Tuesday, December 1, 2009

HICKORY HOG AND THE CHRISTMAS RASCAL, part 1

PART 1, December 1

Hickory Hog, as everyone knows, lives in a shack by the side of a brook. He has a garden, and in his garden he has corn and turnips and potatoes and Brussels sprouts. Close by is the city known as Potatotown in which reside his many friends and admirers. It is not with them, however, that we are concerned at the moment, but with another party who happened into the area.

It was a cold, nippy sort of morning. Of course all the harvesting was long over. All the people thereabouts had filled their barns and cupboards with all the good things God had given them that year, In fact, there were some squirrels who had made a barn out of one of the potatoes that Hickory Hog had grown, in order to store their nuts. His potatoes were large indeed. One had been made into an apartment building for homeless birds. Another had made a long river journey as a boat. Yet another had become the first airplane (or perhaps we should say potatoplane) to land at the Potatotown airport. One time he had ridden one to victory in a race. Of course the potato hadn't run itself, but had been powered by Hickory Hog's friend, Whizzer Worm, Whenever folks thought of potatoes they thought of Hickory Hog, and vice verse, too,

Anyway, back to the morning. It hadn’t snowed yet, but people were expecting it to do so any day. That was one way that they knew Christmas was just around the comer, Potatotown was one of those places that always had a white Christmas. If it didn't snow they would just open a couple of packages of Hickory Hog's dried potato flakes and create a blizzard of their own. Once the flakes were pressed down they made real nice sledding, and of all the sledders in town none enjoyed it as much as Hickory Hog. This year, though, it seemed pretty certain there'd be no need of that. Any day now the white flakes would come tumbling down and cover the land with a pure white blanket of snow.

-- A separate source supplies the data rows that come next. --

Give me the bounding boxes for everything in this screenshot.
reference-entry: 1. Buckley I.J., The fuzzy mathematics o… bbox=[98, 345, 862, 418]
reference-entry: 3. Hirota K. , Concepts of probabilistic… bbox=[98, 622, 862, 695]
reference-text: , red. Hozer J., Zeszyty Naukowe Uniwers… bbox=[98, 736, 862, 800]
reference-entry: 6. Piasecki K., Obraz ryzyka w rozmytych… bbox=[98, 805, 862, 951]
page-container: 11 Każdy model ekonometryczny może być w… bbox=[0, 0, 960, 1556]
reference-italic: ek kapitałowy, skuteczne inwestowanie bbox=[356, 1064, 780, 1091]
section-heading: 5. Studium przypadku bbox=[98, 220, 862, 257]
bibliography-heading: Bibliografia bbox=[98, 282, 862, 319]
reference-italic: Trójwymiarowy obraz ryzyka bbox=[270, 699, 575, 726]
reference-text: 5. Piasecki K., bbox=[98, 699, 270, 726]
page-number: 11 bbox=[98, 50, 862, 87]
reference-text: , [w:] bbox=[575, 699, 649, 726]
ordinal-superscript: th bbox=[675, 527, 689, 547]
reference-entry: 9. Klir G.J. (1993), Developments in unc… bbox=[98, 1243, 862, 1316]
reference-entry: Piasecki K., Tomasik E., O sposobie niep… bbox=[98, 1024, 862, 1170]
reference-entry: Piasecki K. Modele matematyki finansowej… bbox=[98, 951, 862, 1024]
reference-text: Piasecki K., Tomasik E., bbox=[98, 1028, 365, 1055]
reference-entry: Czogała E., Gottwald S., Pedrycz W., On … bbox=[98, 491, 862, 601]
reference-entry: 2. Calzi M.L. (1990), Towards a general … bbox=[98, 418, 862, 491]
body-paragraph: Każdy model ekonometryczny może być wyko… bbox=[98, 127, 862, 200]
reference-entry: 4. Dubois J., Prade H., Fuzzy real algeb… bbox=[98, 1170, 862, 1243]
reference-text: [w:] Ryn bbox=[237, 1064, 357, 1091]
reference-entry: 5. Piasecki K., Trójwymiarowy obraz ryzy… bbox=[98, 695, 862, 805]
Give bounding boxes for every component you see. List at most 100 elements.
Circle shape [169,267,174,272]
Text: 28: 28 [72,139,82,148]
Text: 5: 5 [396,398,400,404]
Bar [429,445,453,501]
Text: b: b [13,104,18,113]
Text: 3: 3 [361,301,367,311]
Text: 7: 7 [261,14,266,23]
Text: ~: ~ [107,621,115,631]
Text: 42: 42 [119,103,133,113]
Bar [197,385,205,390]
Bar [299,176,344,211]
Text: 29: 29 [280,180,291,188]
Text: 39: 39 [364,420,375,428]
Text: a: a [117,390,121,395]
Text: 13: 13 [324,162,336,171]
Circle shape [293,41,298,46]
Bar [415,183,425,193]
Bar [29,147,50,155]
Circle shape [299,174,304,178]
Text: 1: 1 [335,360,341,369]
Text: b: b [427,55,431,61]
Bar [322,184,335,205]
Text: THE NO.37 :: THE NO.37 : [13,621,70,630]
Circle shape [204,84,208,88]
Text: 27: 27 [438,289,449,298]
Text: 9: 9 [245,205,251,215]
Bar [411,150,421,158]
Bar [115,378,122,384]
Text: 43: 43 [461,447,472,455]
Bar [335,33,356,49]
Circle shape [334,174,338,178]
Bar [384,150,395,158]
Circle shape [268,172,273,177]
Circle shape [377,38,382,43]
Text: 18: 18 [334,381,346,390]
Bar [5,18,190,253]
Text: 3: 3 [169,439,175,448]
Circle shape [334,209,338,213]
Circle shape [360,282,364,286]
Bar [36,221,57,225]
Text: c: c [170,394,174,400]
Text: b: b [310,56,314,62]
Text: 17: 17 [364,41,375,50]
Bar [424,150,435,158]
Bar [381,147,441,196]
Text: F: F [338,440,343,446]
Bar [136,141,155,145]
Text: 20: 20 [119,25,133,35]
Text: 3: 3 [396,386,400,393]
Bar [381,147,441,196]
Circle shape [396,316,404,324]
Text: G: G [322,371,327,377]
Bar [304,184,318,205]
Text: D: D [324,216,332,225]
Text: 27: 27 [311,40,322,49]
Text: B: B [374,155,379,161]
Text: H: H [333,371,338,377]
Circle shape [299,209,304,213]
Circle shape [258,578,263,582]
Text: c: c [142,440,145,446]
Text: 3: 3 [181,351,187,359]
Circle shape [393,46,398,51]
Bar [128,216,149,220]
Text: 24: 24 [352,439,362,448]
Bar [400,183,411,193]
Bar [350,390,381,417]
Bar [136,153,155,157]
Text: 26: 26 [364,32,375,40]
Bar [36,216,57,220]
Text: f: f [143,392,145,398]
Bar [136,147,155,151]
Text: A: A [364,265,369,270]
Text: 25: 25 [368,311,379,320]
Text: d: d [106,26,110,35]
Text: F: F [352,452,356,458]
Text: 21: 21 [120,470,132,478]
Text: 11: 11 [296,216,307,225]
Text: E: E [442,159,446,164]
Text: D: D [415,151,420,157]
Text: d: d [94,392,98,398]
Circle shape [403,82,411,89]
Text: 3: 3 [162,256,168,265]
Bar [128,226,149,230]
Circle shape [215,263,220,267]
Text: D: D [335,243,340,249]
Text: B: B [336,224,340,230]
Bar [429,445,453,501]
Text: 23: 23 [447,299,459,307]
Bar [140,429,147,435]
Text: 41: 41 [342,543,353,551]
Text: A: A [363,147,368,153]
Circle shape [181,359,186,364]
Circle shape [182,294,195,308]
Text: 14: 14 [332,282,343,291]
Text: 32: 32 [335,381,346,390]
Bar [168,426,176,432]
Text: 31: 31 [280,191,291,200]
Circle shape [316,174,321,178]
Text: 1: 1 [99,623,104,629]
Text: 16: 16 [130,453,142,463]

Hickory Hog went out to check his barn. He wanted to make sure that his supply of corn was snuggly settled in for the winter ahead. He only ate a hundred ears a day, not to mention a few odd bushels of turnips and Brussels sprouts along with one or two thirty pound potatoes for dessert. His harvest had been plentiful and he had shared with his neighbors, but still he liked to check his stock to make sure that everything was safe. You could never be too careful.

He looked over the pile of corn. There seemed to be still about the same amount as the day before. There'd be enough to last him until the harvest next year, especially if he was careful. There might even be some extra to make corn syrup out of to go with his potato pancakes. So, he went back into the house to bundle up for the cold days ahead. He wasn't there to see something strangely move around deep under the pile of corn.